Rachel McKay, mortgage analyst at Moneyfacts, commented:

“How many clients accept the MPPI policy offered to them by their mortgage provider? By the time they’ve been through their mortgage application process – which can be a lengthy ordeal, following increased regulatory requirements – they may be tempted to sign up to the lender’s own policy, just to save time.

“Consumers need to be made aware that shopping around for MPPI cover, either direct or via their IFA, is an avenue well worth exploring. So by spending a little time at the mortgage application stage, they can save themselves a significant sum in the longer term.

“Much has been written about the potential savings that can be made on PPI when taking out personal loan products if people are prepared to shop around, rather than accept the quotation provided by their lender. It is exactly the same principle for MPPI.

“In the mortgage arena, the situation is the same in that there are now a number of independent sources offering a cheaper and wider range of product options, which can result in thousands of pounds being saved over the term of a mortgage.

“There is a mindset that needs to be broken, as whilst people are getting used to shopping around to save on car insurance, home insurance, utility providers and credit cards, they need to be made aware that there are alternative providers of MPPI, offering equal levels of cover but at a much reduced cost.

“New deals are evolving all the time and, as the table below illustrates, some of the newcomers to this field are offering solutions which are cheaper and more innovative than some of the established players.

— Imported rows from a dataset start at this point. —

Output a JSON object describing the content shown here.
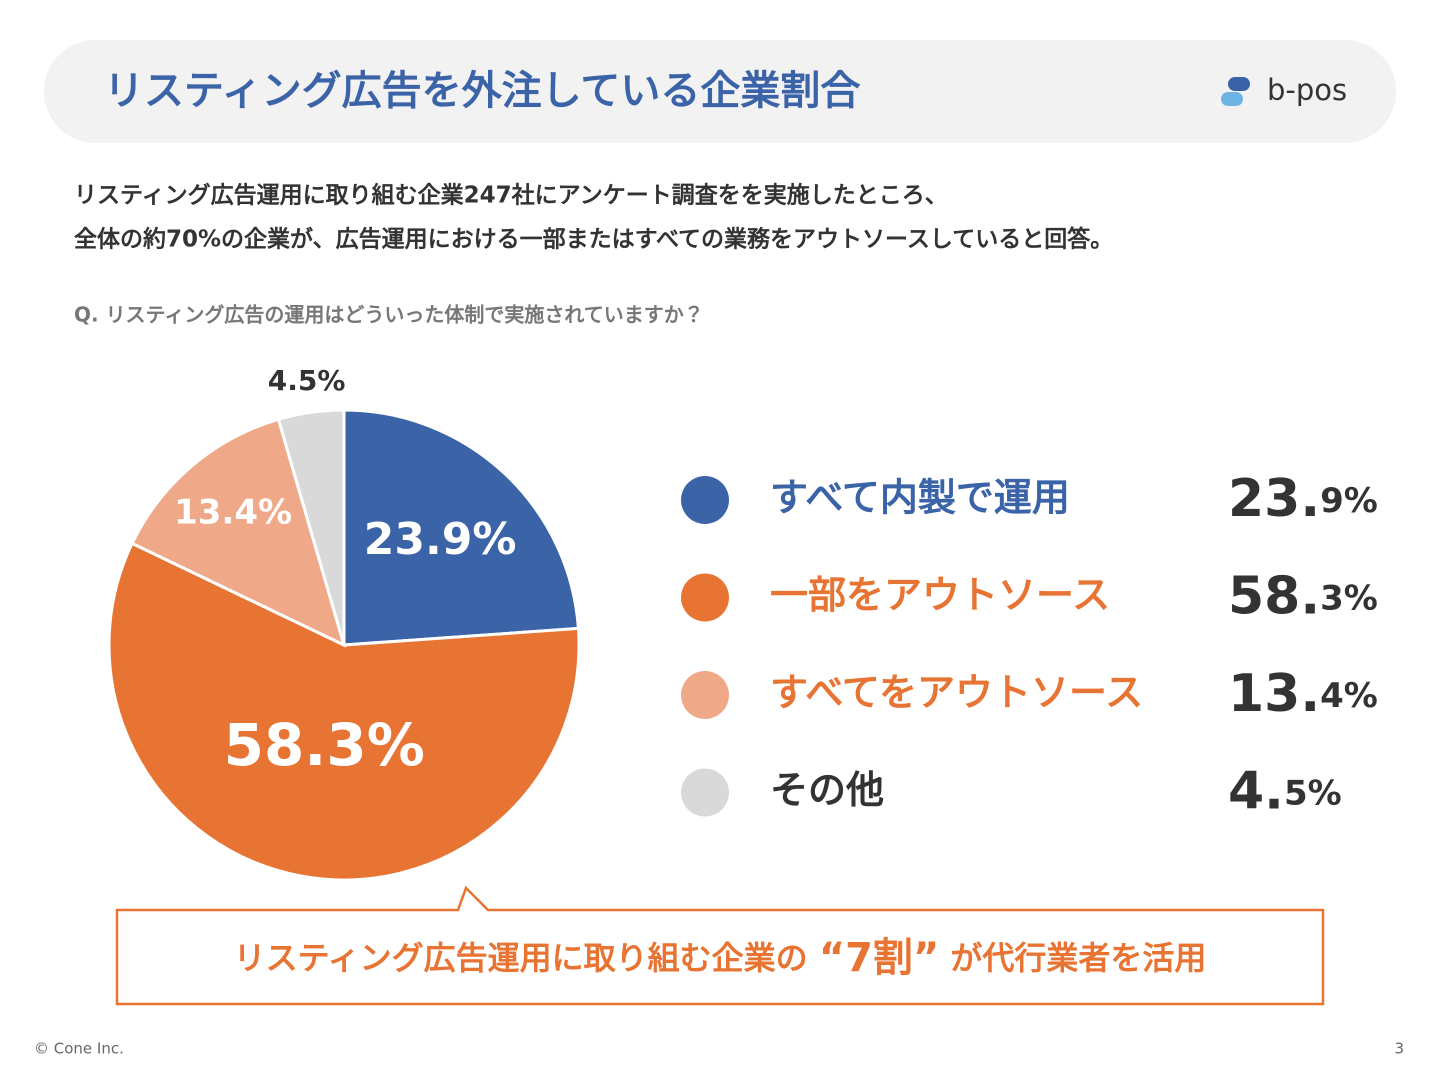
{
  "header": {
    "title": "リスティング広告を外注している企業割合",
    "logo": "b-pos"
  },
  "description": [
    "リスティング広告運用に取り組む企業247社にアンケート調査をを実施したところ、",
    "全体の約70%の企業が、広告運用における一部またはすべての業務をアウトソースしていると回答。"
  ],
  "question": "Q. リスティング広告の運用はどういった体制で実施されていますか？",
  "chart_data": {
    "type": "pie",
    "categories": [
      "すべて内製で運用",
      "一部をアウトソース",
      "すべてをアウトソース",
      "その他"
    ],
    "values": [
      23.9,
      58.3,
      13.4,
      4.5
    ],
    "value_labels": [
      "23.9%",
      "58.3%",
      "13.4%",
      "4.5%"
    ],
    "colors": [
      "#3b63a8",
      "#e87433",
      "#f0a988",
      "#d9d9d9"
    ],
    "label_colors": [
      "#ffffff",
      "#ffffff",
      "#ffffff",
      "#333333"
    ],
    "legend_text_colors": [
      "#3b63a8",
      "#e87433",
      "#e87433",
      "#333333"
    ]
  },
  "callout": [
    "リスティング広告運用に取り組む企業の ",
    "“7割”",
    " が代行業者を活用"
  ],
  "footer": {
    "copyright": "© Cone Inc.",
    "page_number": 3
  }
}
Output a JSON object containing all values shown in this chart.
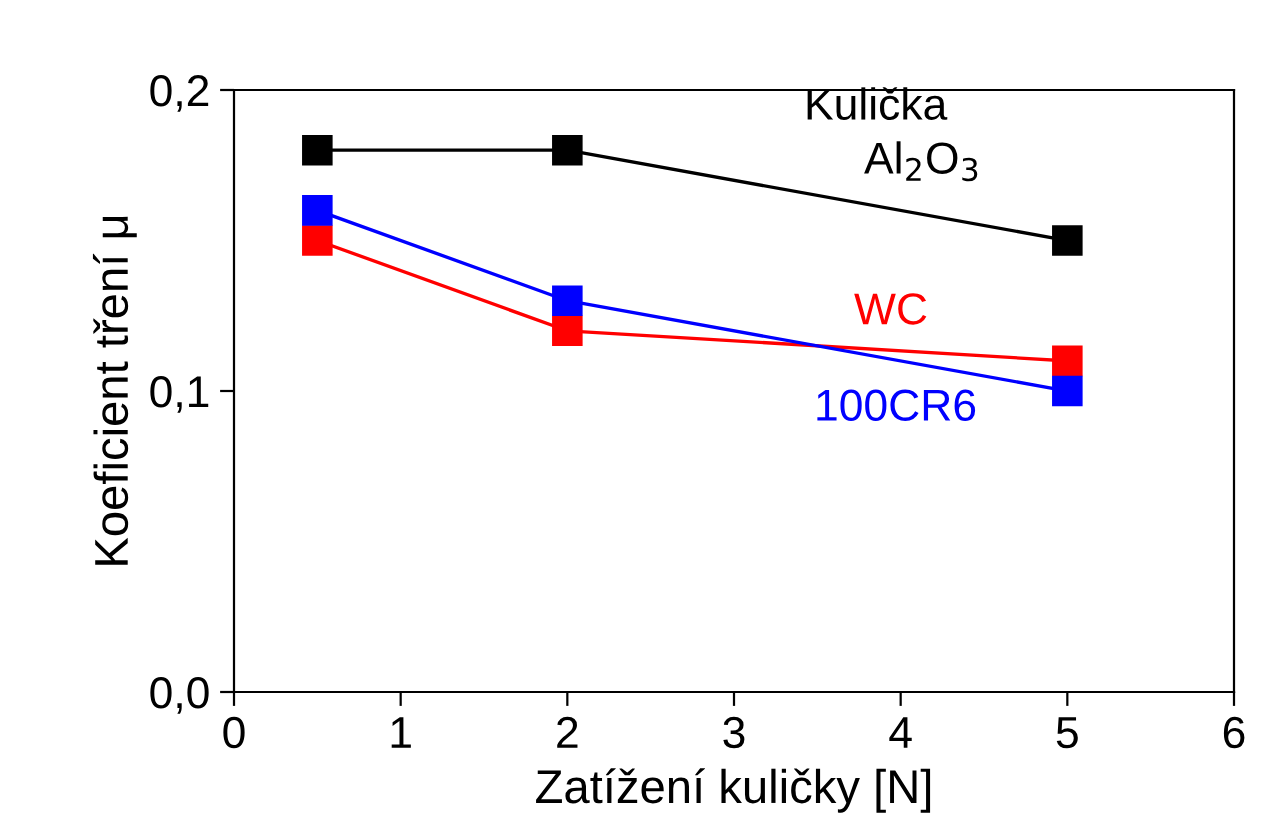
{
  "chart_data": {
    "type": "line",
    "xlabel": "Zatížení kuličky [N]",
    "ylabel": "Koeficient tření μ",
    "legend_title": "Kulička",
    "x": [
      0.5,
      2,
      5
    ],
    "marker": "square",
    "line_style": "solid",
    "grid": false,
    "legend": "top right",
    "series": [
      {
        "name": "Al$_{2}$O$_{3}$",
        "color": "#000000",
        "values": [
          0.18,
          0.18,
          0.15
        ]
      },
      {
        "name": "WC",
        "color": "#ff0000",
        "values": [
          0.15,
          0.12,
          0.11
        ]
      },
      {
        "name": "100CR6",
        "color": "#0000ff",
        "values": [
          0.16,
          0.13,
          0.1
        ]
      }
    ],
    "xlim": [
      0,
      6
    ],
    "xticks": [
      0,
      1,
      2,
      3,
      4,
      5,
      6
    ],
    "ylim": [
      0,
      0.2
    ],
    "yticks": [
      {
        "value": 0,
        "label": "0,0"
      },
      {
        "value": 0.1,
        "label": "0,1"
      },
      {
        "value": 0.2,
        "label": "0,2"
      }
    ]
  }
}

“Britishinsurance.com has carried out its own research in which it claims that it can save almost one third of cost when compared against similar products offered by the top ten lenders. Select and Protect is another of the new kids on the MPPI block and can offer deals that are equally competitive as they are priced according to age bands.

“For anyone under the age of 40 the savings are pretty impressive, especially when you multiply the monthly saving by a factor of say 240 or 300 for mortgage terms of 20 or 25 years respectively.”